What may attract people to play Grim Fandango Remastered is not the gameplay, but the characters and the story. The characters are very well portrayed and voiced, and they all make their mark, each having very distinct personalities that bounce off one another perfectly. Manny’s sidekick, Glottis, may be the only grating character, with his tone of voice sounding rather irritating to listen to, and Lupe, the coat-check girl working in Manny’s club, can also sound rather annoying, but even though both she and Glottis have the most irksome of voices, their personalities more than make up for this. Lupe has a small role within the story, though Glottis does make more of an appearance so his voice will take some getting used to. The story itself is intriguing and very engrossing, meshing greatly with its theme of death.

A colourful game, with a grim feel.

The puzzles are very ambiguous and lack any sort of logic, so it is difficult to know what you are supposed to do with some of the items that are found, and with Manny picking up many items throughout and not being able to use them immediately, this can lead to some frustration and a lot of back tracking as you work out what needs to be used and where, which can become rather monotonous, impacting the flow of the story. As the game begins, the environments are small and so it is somewhat easy to work out where certain items need to be used, and the first section of the game can be completed relatively quick, but as the game progresses, the environments become drastically open, and it is then that players may find themselves turning to a walkthrough guide as they wander around in confusion, asking themselves what on earth they are supposed to do next. As frustrating as the puzzles are, they are certainly clever – maybe even too clever for their own good – but they make for some imaginative uses of items, and it is always a ‘hallelujah’ moment when you manage to work out a puzzle for yourself, which feels very rewarding.

The controls in the game can be very finicky, with fixed camera angles making for some rather awkward movements. As the game was originally a PC point-and-click game, manoeuvring Manny around with a console controller will take some getting used to. Moving Manny to a certain area will cause the camera to change, and can make the controls feel as though they are suddenly switched around. This isn’t a major problem in the game, but it can feel rather disorienting, if a little irritating as you try and motion Manny through a doorway, for example. Fixed camera angles certainly work in this game, as they are positioned in a way so that you can view the quirky environments, enabling you to have a thorough look around at the colourful detail and absorbing yourself in the surroundings.

There are some creative puzzles.

The music is also used to great effect in the game, with different areas all having their own jazzy melody; it adds to the mystique of the environments as Manny enters new areas and the music changes, helping to alter the tone of that area almost immediately and adding to the games sense of film noir.

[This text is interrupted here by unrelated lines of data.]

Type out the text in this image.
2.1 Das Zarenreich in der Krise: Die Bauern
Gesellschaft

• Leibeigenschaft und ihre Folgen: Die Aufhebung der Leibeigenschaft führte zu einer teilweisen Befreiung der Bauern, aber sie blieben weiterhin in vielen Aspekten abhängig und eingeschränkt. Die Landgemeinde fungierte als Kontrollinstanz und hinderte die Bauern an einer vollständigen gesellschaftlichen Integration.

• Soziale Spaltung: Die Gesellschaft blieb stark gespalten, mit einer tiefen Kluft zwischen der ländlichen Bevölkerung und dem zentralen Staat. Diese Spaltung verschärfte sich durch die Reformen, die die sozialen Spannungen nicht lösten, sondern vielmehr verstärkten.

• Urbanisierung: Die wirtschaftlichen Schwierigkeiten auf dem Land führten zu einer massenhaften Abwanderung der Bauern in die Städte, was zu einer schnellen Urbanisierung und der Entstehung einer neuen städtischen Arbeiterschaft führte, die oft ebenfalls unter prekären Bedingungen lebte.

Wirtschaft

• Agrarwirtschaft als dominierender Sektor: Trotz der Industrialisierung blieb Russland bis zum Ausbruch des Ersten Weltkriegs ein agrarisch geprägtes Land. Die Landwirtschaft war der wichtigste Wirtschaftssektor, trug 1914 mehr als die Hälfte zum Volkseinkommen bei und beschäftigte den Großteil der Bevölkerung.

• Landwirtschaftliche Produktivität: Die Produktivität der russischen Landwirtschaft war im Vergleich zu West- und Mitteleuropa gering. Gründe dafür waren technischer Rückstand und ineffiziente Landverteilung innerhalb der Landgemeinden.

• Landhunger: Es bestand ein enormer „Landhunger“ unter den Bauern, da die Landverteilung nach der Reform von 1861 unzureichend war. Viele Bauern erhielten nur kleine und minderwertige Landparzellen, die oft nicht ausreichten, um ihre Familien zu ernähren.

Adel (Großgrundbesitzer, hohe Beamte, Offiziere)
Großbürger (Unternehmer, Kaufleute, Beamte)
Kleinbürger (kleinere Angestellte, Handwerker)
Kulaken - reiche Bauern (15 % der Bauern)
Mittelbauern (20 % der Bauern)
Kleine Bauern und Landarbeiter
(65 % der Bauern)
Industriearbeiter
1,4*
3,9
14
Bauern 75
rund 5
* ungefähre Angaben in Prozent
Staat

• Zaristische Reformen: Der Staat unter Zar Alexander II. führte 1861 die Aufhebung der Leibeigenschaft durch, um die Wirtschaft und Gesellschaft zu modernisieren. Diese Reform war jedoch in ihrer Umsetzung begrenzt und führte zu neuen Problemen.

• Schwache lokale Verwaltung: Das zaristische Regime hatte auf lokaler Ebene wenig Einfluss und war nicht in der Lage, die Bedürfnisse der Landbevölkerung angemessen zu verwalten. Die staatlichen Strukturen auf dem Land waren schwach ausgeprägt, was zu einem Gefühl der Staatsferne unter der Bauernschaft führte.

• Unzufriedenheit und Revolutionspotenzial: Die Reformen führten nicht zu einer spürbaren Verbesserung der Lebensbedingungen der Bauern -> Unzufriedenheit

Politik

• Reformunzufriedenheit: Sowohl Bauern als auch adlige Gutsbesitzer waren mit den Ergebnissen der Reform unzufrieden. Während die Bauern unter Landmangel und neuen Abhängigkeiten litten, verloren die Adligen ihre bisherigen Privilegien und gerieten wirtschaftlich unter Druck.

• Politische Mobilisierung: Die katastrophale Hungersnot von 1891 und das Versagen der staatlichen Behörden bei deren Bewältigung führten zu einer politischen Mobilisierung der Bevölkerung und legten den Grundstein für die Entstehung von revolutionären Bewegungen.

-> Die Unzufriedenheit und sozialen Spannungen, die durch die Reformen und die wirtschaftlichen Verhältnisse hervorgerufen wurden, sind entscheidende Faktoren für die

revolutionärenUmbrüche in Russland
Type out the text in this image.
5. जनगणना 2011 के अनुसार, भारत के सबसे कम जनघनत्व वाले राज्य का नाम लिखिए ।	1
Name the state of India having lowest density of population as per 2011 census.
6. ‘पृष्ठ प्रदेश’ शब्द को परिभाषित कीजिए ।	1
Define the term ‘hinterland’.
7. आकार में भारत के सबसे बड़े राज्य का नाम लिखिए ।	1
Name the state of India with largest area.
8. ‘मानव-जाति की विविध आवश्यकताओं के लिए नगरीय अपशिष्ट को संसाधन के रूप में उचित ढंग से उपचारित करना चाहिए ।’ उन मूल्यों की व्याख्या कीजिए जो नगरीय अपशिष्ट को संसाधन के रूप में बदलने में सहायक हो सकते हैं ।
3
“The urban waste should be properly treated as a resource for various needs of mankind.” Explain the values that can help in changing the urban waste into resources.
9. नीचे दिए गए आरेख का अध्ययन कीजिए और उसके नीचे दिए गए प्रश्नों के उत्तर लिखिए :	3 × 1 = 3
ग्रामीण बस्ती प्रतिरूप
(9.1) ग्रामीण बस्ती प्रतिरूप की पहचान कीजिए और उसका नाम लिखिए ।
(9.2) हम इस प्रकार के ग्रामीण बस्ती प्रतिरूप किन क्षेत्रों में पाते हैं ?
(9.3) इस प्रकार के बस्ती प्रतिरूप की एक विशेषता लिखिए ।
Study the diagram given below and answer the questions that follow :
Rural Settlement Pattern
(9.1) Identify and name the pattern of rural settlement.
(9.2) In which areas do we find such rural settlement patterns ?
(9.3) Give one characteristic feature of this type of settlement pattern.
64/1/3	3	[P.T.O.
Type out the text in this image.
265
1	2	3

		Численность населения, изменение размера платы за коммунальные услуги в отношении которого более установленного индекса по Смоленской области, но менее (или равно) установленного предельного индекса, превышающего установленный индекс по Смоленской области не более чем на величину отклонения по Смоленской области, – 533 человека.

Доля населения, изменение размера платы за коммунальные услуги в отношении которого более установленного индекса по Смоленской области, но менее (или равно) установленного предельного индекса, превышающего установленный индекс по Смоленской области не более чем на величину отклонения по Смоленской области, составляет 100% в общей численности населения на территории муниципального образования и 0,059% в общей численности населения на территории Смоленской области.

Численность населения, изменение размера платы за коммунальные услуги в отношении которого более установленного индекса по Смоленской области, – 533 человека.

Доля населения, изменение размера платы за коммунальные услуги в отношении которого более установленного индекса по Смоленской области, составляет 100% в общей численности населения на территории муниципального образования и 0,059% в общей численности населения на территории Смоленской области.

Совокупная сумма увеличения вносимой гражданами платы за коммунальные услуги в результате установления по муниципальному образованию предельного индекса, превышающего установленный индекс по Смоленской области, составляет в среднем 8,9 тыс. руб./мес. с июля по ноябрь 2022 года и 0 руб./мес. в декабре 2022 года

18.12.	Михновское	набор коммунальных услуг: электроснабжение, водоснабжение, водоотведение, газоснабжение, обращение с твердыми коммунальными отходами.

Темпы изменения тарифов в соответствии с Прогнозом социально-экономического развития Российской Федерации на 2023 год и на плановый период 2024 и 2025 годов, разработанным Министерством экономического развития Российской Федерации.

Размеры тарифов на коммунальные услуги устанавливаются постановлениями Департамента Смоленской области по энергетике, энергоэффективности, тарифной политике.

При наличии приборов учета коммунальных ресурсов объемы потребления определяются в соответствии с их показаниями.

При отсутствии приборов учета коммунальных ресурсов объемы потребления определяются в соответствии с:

Grim Fandango Remastered is an excellent game, one that should definitely be given a try, just to say you have experienced its surrealism. Its environments have a very spooky, odd feel to them which immediately pulls you into its world, making you want to know more about the place in which Manny resides. A few minor problems do cause the pace of the game to slow down during the middle, with many head-scratching puzzles and back-tracking likely to infuriate players that prefer to complete a game without the use of a walkthrough, but it is an enjoyable, bizarre game for the most part, and with so many interesting and likable characters paired with an intriguing story, it will be a game that keeps you hooked for hours.